Wednesday, February 20, 2013

Teen Titans #1 (February 1966): Nick Cardy makes a splash, Bob Haney makes a point


This is the colorful splash page to Teen Titans #1 (February 1966), drawn by Nick Cardy.  Written by the great Bob Haney, this first issue of Titans is essentially a positive, happy-go-lucky propaganda piece about the glories of the Peace Corps, which was a big deal for socially-conscious youngsters back in the early- to mid-1960s.

Officially established by John F. Kennedy with Executive Order 10924  in March 1961, the Peace Corps has been sending young Americans all over the globe to win hearts and minds by doing good works in developing nations ever since.  Back when the Titans made their collective bid for membership, the United States was still basking in the afterglow of having helped defeat fascism in the 1940s and taking leadership in facing down communism ever since.  World War II and the Cold War had frosted isolationism (except for a few backwards people living in mountain shacks and dank caves) in favor of internationalism, engagement on a global scale, and we Americans believed in solving humanity's problems and fostering democracy abroad by providing clean water and education.

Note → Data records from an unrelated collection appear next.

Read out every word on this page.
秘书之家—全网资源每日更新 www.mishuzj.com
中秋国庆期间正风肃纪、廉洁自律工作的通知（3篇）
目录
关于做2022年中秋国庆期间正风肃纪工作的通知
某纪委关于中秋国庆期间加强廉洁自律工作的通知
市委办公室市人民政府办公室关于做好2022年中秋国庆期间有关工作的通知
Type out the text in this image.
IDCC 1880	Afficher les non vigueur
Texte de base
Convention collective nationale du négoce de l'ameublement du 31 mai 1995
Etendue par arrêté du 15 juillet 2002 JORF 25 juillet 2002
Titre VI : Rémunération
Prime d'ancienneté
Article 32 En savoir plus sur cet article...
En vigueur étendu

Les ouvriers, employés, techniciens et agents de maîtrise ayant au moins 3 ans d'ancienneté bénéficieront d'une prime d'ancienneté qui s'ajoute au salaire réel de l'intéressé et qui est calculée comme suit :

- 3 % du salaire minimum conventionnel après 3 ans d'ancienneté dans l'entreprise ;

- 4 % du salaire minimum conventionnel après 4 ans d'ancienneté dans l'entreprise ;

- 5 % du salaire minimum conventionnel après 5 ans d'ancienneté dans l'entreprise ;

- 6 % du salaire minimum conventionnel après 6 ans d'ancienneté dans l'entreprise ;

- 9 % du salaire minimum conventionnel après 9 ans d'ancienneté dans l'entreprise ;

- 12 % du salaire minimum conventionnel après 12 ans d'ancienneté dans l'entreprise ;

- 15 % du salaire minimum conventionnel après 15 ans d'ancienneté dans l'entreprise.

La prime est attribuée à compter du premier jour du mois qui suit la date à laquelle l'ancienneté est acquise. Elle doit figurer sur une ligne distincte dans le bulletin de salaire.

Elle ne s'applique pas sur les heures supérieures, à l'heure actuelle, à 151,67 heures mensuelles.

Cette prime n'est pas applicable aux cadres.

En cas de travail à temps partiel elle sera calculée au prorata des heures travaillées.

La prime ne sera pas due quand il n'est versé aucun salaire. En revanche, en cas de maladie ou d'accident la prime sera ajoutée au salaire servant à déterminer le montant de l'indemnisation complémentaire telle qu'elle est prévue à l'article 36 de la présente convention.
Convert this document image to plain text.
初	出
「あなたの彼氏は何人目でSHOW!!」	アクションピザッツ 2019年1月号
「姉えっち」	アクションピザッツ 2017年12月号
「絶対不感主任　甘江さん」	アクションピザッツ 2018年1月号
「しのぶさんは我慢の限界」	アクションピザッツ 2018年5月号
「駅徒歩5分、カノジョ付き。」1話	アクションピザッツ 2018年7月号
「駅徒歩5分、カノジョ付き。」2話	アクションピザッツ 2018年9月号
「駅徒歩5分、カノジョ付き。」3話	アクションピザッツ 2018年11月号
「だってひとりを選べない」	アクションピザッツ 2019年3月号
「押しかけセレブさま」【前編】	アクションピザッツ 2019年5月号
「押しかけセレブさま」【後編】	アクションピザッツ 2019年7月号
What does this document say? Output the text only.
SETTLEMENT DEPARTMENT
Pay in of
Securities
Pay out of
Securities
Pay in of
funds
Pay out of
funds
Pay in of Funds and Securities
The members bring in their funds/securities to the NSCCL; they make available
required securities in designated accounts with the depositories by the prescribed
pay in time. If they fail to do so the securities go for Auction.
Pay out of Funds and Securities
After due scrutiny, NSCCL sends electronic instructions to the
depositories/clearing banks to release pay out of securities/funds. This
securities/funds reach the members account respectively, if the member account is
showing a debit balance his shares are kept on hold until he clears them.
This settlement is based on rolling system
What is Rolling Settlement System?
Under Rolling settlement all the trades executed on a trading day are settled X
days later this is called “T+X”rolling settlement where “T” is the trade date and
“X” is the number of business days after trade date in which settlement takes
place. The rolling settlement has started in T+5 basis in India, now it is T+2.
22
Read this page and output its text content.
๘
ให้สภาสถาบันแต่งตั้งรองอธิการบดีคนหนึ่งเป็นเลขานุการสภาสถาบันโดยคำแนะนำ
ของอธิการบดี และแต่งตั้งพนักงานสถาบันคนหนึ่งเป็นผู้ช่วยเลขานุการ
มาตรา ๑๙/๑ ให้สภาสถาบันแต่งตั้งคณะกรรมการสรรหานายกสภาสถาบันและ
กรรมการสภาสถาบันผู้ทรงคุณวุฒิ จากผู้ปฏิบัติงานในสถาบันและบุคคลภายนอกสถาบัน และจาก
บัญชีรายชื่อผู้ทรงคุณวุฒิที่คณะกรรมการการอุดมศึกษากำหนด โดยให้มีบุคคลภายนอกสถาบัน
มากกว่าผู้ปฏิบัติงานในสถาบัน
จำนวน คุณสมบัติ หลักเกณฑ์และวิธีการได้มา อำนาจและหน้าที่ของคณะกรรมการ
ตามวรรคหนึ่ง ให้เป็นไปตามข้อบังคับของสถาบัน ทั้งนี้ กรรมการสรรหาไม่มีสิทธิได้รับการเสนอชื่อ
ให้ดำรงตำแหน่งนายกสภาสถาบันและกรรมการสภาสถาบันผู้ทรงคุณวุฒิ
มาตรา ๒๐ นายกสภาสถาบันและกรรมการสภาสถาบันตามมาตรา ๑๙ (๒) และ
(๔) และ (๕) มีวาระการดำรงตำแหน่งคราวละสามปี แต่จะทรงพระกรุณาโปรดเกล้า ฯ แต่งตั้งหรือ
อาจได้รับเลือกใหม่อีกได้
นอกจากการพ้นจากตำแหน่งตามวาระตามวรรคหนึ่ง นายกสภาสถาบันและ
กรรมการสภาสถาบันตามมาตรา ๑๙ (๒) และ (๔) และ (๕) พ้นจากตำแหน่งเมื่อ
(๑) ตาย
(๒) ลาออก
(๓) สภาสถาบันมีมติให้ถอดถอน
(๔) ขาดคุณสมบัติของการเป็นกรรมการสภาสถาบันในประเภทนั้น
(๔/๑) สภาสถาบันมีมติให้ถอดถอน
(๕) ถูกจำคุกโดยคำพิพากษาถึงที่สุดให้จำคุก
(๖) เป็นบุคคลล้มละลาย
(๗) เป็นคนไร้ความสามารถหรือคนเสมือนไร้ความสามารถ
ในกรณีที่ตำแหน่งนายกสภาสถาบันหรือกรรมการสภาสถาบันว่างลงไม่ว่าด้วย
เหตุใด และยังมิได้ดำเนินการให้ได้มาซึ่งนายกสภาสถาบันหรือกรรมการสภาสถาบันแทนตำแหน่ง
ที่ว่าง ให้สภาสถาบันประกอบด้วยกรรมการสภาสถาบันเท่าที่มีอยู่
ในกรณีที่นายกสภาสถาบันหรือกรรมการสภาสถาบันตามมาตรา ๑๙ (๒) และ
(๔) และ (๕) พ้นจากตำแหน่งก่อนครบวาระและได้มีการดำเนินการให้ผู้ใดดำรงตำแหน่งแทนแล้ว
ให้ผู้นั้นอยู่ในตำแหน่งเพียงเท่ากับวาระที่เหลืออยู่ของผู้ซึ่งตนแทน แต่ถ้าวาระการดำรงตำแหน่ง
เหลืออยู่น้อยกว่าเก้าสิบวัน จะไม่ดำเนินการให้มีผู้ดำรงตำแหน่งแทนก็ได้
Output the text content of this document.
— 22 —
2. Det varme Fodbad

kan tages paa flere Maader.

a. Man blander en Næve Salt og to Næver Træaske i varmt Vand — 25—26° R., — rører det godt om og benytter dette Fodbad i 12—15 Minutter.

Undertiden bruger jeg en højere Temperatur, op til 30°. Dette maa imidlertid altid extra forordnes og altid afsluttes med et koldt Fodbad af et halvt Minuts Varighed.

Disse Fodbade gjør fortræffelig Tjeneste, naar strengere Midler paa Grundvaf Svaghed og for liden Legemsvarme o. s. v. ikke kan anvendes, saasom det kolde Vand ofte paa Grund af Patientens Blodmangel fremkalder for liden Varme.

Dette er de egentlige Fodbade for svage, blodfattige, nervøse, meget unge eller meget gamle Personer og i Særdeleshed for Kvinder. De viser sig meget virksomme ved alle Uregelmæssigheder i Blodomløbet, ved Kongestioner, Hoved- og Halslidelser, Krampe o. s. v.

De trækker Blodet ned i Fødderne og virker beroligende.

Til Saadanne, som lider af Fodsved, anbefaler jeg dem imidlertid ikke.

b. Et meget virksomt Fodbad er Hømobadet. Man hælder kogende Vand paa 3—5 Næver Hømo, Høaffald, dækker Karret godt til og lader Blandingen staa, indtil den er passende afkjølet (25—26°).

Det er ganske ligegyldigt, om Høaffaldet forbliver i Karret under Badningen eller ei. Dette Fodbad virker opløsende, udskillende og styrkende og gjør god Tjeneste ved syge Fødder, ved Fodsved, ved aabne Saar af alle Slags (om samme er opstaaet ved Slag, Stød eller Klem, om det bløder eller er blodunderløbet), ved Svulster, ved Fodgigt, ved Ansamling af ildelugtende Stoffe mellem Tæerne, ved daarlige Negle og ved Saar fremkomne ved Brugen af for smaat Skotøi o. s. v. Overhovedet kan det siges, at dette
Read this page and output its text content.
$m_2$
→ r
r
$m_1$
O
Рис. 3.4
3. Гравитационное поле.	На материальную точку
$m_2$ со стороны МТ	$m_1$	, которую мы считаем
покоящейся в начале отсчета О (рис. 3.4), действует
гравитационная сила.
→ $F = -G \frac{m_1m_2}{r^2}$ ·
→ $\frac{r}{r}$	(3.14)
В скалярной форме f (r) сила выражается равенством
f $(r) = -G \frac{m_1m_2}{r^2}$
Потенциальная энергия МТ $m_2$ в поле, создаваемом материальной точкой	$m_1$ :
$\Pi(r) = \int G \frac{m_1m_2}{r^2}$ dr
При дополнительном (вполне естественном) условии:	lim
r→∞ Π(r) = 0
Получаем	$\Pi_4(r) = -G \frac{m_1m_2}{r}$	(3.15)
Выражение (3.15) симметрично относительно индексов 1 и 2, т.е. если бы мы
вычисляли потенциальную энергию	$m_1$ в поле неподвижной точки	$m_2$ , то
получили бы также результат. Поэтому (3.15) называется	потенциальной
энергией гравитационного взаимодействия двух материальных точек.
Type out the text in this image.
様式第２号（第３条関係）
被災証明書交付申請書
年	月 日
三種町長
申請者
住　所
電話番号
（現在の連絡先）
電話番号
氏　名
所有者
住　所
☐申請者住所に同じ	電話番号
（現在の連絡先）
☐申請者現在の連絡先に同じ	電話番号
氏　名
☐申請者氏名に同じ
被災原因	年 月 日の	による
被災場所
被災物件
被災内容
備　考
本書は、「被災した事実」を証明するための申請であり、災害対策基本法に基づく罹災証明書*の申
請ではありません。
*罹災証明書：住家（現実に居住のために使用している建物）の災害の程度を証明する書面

In fact, we learn that almost every adult hero in the DC universe is some kind of Kennedy Democrat, a bunch of gaudily costumed but easily recognizable Eastern Establishment types of the kind hated and feared by Tricky Dick Nixon.  Or at least Rockefeller Republicans.  It's not enough that their young wards regularly risk their lives fighting crime.  It's joining their the Peace Corps that makes Batman, Flash, Aquaman and Wonder Woman beam with pride.  Not a single hero expresses anything but almost giddy enthusiasm for this Peace Corps thing.

We miss only Superman's reaction.  Why?  Because Superman is a god who needs no teen sidekick.  He's the father figure to all the other adult heroes, not a bunch of shirt-tail kids.  He's off trying to solve galactic entropy while they're fighting mutated fiddler crabs and giggling morons with chemical burns.  Superman does have his famous cousin, but Supergirl is probably digging canals, inoculating babies against tuberculosis and smallpox and teaching birth control and crop rotation on her own time.

Incredibly, even though he lives with Robin in palatial Wayne Manor, Batman has to learn of his ward's decision from a newspaper headline while he's scaling a drainpipe on a building in downtown Gotham City.  In the "dark of night."  Great night-vision this guy has after years of nocturnal crime-busting, hug?  The Caped Crusader may be on a case-- unless he practices urban mountaineering for fun-- but he still has time to turn, eyeball a handy newsstand through the gloom, make his discovery and loudly proclaim his joy to no one in particular.  I'm guessing he doesn't bother to buy the paper because the fabulously wealthy Bruce Wayne very wisely refuses to carry loose change in his Batman costume in case he gets into combat, kind of like Colonel "Bat" Guano in Stanley Kubrick's Doctor Strangelove.

The teen heroes let Wonder Girl choose their destination by sticking a pin in a map, which she does with an athletic flourish and characteristic joie de vivre.  So it's off to the Andes Mountains after a quick training montage to lend a helping hand to those in need.

And, as you can see from this splash page, the Teen Titans version of Peace Corps work doesn't differ all that much from the organization's directives; it's just a bit more aggressive.  They aid the needy using their personal expertise in punching, hitting and kicking things.  But that's not all they do.  They right historical wrongs, as well.  What else is toppling that giant conquistador but the defeat of  the lingering effects of European imperialism and a refutation of criticism America is merely engaging in a modified, cleaned-up twentieth century version?

In case you miss the point that America isn't like all those other old, abusive world powers, the ultimate villain turns out to be a greedy landowner run out of the village before the story even begins by the hard-working campesinos-- all your rapacious developing-world pirate capitalists out to thwart progress, one ruffle-collared bastard representing the kind of repressive guys who made communist revolutions in places like Cuba and Nicaragua necessary because the U.S. sided with them instead of doing what the Titans and the Peace Corps do here.  Of course, there's even one continuing in Peru to this day, but not for lack of Titans effort.

But this book isn't just politics.  After all, it would be a dull-ass comic with just Sargent Shriver making speeches to the Titans.  We readers demand some kind of giant menace for the kids to clamber all over (plus angry, attacking animals with human faces), and Haney knew how to deliver his patriotic, yet somewhat socialist, message in a colorful, action-packed way (like those sneaky vitamins in our chocolate-coated sugar-frosted rice puff cereals).

Looking back, it's obvious what this prescient story is telling us is the U.S. could have avoided a lot of grief in the coming decades if we'd only modeled ourselves after Wonder Girl, Robin, Kid Flash and Aqualad and taken on the real menace instead of merely replacing recalcitrant dictators with more compliant ones.  But there's none of that cynicism in this story.  Haney makes me wish I'd joined the Peace Corps back when I was a teen-aged superhero.